Level 2 — the LLM-as-judge sweep — is where teams blow their budget by running it per-PR. A model-graded check makes a second inference call to grade the first, so the judge suite roughly doubles the API spend and the wall-clock per case. Multiply by hundreds of cases across a few models and it's real money and real CI minutes on every push. So you move it off the critical path: run the judge sweep nightly, or only when a PR is labeled for merge, and run it on the Batch API for the roughly 50% async discount. The PR waits on Level 1; Level 2 reports overnight.

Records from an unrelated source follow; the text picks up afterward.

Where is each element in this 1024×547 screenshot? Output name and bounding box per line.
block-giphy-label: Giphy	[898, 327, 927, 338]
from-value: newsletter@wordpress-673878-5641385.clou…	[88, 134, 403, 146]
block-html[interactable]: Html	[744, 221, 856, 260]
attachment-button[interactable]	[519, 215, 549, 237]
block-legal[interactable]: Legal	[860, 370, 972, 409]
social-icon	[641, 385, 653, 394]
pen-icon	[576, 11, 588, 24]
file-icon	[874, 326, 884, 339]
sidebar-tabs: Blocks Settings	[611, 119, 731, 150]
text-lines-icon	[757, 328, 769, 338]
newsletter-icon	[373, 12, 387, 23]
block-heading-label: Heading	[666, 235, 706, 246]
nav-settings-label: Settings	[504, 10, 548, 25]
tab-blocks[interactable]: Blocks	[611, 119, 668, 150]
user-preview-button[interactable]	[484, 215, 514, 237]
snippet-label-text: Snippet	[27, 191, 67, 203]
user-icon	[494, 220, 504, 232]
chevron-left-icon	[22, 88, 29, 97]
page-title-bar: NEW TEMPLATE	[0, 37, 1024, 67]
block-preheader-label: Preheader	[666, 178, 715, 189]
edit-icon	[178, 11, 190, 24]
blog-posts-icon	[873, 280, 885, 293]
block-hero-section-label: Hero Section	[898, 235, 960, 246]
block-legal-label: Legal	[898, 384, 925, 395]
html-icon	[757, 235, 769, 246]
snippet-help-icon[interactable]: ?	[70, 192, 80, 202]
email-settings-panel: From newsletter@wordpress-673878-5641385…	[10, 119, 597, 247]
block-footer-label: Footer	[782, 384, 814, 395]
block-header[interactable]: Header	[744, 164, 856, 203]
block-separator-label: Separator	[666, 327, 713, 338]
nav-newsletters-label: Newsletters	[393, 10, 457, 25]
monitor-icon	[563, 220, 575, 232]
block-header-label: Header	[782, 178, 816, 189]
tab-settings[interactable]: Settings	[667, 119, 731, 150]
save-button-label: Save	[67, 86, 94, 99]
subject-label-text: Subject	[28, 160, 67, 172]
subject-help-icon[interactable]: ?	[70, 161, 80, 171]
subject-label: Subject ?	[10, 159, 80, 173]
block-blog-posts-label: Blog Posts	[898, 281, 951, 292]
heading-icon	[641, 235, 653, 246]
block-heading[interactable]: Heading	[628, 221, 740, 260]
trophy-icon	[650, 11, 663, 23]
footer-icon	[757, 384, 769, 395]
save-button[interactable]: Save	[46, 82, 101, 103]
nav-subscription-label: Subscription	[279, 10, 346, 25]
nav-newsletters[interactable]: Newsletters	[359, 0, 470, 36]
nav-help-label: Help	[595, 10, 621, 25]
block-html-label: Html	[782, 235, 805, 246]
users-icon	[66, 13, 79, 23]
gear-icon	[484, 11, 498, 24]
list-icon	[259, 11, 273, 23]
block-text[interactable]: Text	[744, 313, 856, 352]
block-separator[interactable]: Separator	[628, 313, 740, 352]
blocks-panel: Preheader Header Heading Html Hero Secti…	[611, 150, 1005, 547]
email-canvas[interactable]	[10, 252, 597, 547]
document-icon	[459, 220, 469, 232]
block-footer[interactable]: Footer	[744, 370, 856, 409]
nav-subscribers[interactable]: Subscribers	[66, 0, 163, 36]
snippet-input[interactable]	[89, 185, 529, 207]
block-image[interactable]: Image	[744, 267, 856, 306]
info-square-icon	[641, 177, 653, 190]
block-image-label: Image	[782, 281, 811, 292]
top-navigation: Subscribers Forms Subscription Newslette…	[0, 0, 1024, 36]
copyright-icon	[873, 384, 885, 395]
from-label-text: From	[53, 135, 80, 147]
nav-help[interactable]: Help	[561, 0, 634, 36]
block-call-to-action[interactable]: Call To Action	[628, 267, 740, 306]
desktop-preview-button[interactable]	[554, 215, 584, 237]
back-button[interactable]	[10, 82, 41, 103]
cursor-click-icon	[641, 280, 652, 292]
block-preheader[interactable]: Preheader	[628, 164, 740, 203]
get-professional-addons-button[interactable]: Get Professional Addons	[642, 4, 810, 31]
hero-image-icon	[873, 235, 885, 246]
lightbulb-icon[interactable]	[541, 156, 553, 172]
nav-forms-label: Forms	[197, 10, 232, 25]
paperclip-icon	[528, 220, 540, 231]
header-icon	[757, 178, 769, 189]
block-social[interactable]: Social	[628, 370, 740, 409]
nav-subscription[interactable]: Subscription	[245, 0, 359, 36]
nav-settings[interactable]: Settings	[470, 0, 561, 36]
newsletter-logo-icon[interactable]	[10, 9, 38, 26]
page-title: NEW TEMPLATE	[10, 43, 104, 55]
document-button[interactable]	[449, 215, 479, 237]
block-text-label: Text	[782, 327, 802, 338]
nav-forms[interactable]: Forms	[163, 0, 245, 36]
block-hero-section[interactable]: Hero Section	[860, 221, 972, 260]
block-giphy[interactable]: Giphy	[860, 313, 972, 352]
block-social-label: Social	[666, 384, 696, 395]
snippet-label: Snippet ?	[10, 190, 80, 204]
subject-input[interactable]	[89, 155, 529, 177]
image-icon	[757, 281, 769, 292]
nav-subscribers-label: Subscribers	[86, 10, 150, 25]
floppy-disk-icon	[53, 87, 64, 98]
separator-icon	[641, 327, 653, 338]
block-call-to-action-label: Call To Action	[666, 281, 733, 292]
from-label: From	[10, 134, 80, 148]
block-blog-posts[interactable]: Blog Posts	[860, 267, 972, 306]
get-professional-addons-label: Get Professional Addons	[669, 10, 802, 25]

Gate on the delta, not the pass rate#
When the judge sweep does run, don't assert an absolute threshold — compare to a pinned baseline. Score the PR's branch against your golden set, score main against the same set, and fail only if the number dropped by more than a tolerance you chose with the error bar in mind. That converts "is 0.84 good?" (unanswerable) into "is 0.84 worse than main's 0.87 by more than noise?" (answerable). Braintrust's eval-action ships this as a GitHub Action that posts a per-case improved/regressed diff right on the pull request — the same baseline-comparison move eval platforms are converging on. This is also the cleanest division of labor with online evals: the baseline-delta gate is your pre-merge tripwire; production scoring catches the failures you never thought to put in the golden set.
Your eval set is code, and it rots#
The last trap is the quietest. A green gate is only as honest as the dataset behind it, and datasets decay. They leak into training data — the next model has effectively seen your test. They drift from what production actually sends. And they overfit, because every time something broke you added the case that caught it, until the set measures yesterday's bugs and nothing else. Worse, the judge prompt is itself an unreviewed program deciding which of your releases ship. So version the golden set like source, review the judge prompt in PRs, and re-baseline on purpose, with a note in the commit. A CI that's green against a contaminated set is worse than no CI: it tells you you're safe while measuring nothing.
None of this is the deterministic CI you know, and pretending otherwise is what produces the flaky gate. Continuous integration for agents is continuous measurement — a control chart with a baseline, not a tripwire that asserts a boolean. You don't ship when the test passes. You ship when the number holds.